Onderzoeksgroep

Expertise

Dr. Sergio Araujo is momenteel een postdoc aan het Laboratorium voor Microbiologie, Parasitologie en Hygiëne (LMPH) aan de UAntwerpen en heeft een uitgebreide ervaring in het onderzoeken van infectieziekten. Tot op heden heeft hij deelgenomen aan 14 papers die zijn gepubliceerd in internationaal erkende peer-reviewed tijdschriften (5 daarvan als eerste auteur), waaronder het artikel getiteld "Molecular evidence for the aerial route of infection of Mycobacterium leprae and the role of asymptomatic carriers in the persistence of leprosy" gepubliceerd in het prestigieuze tijdschrift Clinical Infectious Diseases, dat ook een redactioneel commentaar in hetzelfde tijdschrift rechtvaardigde.
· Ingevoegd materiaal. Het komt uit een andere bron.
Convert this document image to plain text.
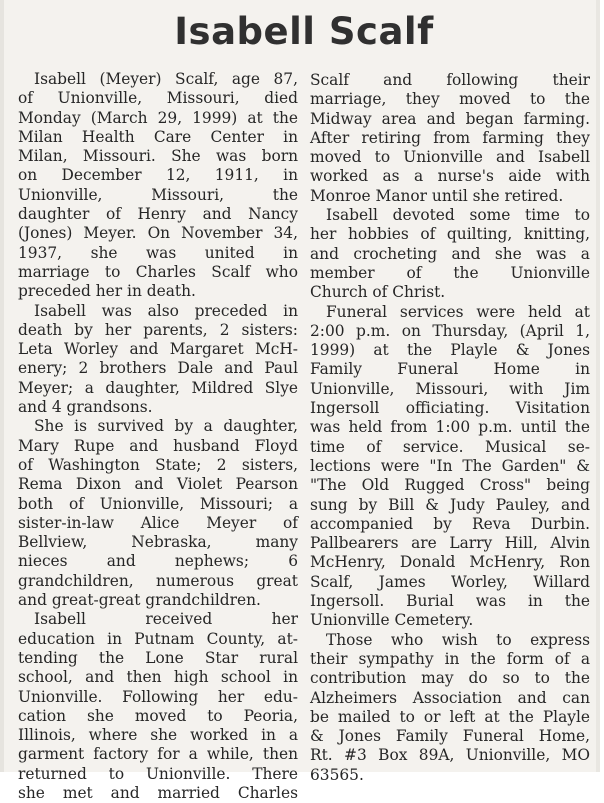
Isabell Scalf
Isabell (Meyer) Scalf, age 87,
of Unionville, Missouri, died
Monday (March 29, 1999) at the
Milan Health Care Center in
Milan, Missouri. She was born
on December 12, 1911, in
Unionville, Missouri, the
daughter of Henry and Nancy
(Jones) Meyer. On November 34,
1937, she was united in
marriage to Charles Scalf who
preceded her in death.
Isabell was also preceded in
death by her parents, 2 sisters:
Leta Worley and Margaret McH-
enery; 2 brothers Dale and Paul
Meyer; a daughter, Mildred Slye
and 4 grandsons.
She is survived by a daughter,
Mary Rupe and husband Floyd
of Washington State; 2 sisters,
Rema Dixon and Violet Pearson
both of Unionville, Missouri; a
sister-in-law Alice Meyer of
Bellview, Nebraska, many
nieces and nephews; 6
grandchildren, numerous great
and great-great grandchildren.
Isabell received her
education in Putnam County, at-
tending the Lone Star rural
school, and then high school in
Unionville. Following her edu-
cation she moved to Peoria,
Illinois, where she worked in a
garment factory for a while, then
returned to Unionville. There
she met and married Charles
Scalf and following their
marriage, they moved to the
Midway area and began farming.
After retiring from farming they
moved to Unionville and Isabell
worked as a nurse's aide with
Monroe Manor until she retired.
Isabell devoted some time to
her hobbies of quilting, knitting,
and crocheting and she was a
member of the Unionville
Church of Christ.
Funeral services were held at
2:00 p.m. on Thursday, (April 1,
1999) at the Playle & Jones
Family Funeral Home in
Unionville, Missouri, with Jim
Ingersoll officiating. Visitation
was held from 1:00 p.m. until the
time of service. Musical se-
lections were "In The Garden" &
"The Old Rugged Cross" being
sung by Bill & Judy Pauley, and
accompanied by Reva Durbin.
Pallbearers are Larry Hill, Alvin
McHenry, Donald McHenry, Ron
Scalf, James Worley, Willard
Ingersoll. Burial was in the
Unionville Cemetery.
Those who wish to express
their sympathy in the form of a
contribution may do so to the
Alzheimers Association and can
be mailed to or left at the Playle
& Jones Family Funeral Home,
Rt. #3 Box 89A, Unionville, MO
63565.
Hij begon zijn postdoctorale onderzoekstraject in 2010 toen hij de masteropleiding Gezondheidswetenschappen volgde en behaalde zijn doctoraat in hetzelfde programma in 2016. Tijdens zijn doctoraat deed hij ook een onderzoeksstage van 1 jaar bij de Laboratory Research Branch van de National Hansen's Disease Programs (NHDP) van de Verenigde Staten van Amerika (VS), om een moleculaire geneesmiddelgevoeligheidstest te ontwikkelen voor de identificatie van geneesmiddelresistentie bij lepra. Na het behalen van zijn doctoraat heeft hij 3 posities als postdoctoraal onderzoeker bekleed met projecten op verschillende gebieden (stamcelregeneratieve geneeskunde, schimmelpulmonale gast-pathogeeninteracties en vaccinimmunologie en -ontwikkeling), waarvan er twee in Brazilië waren (een aan een universiteit en de andere aan een onderzoeksinstituut voor volksgezondheid) en één aan het Cedars-Sinai Medical Center in Los Angeles, VS.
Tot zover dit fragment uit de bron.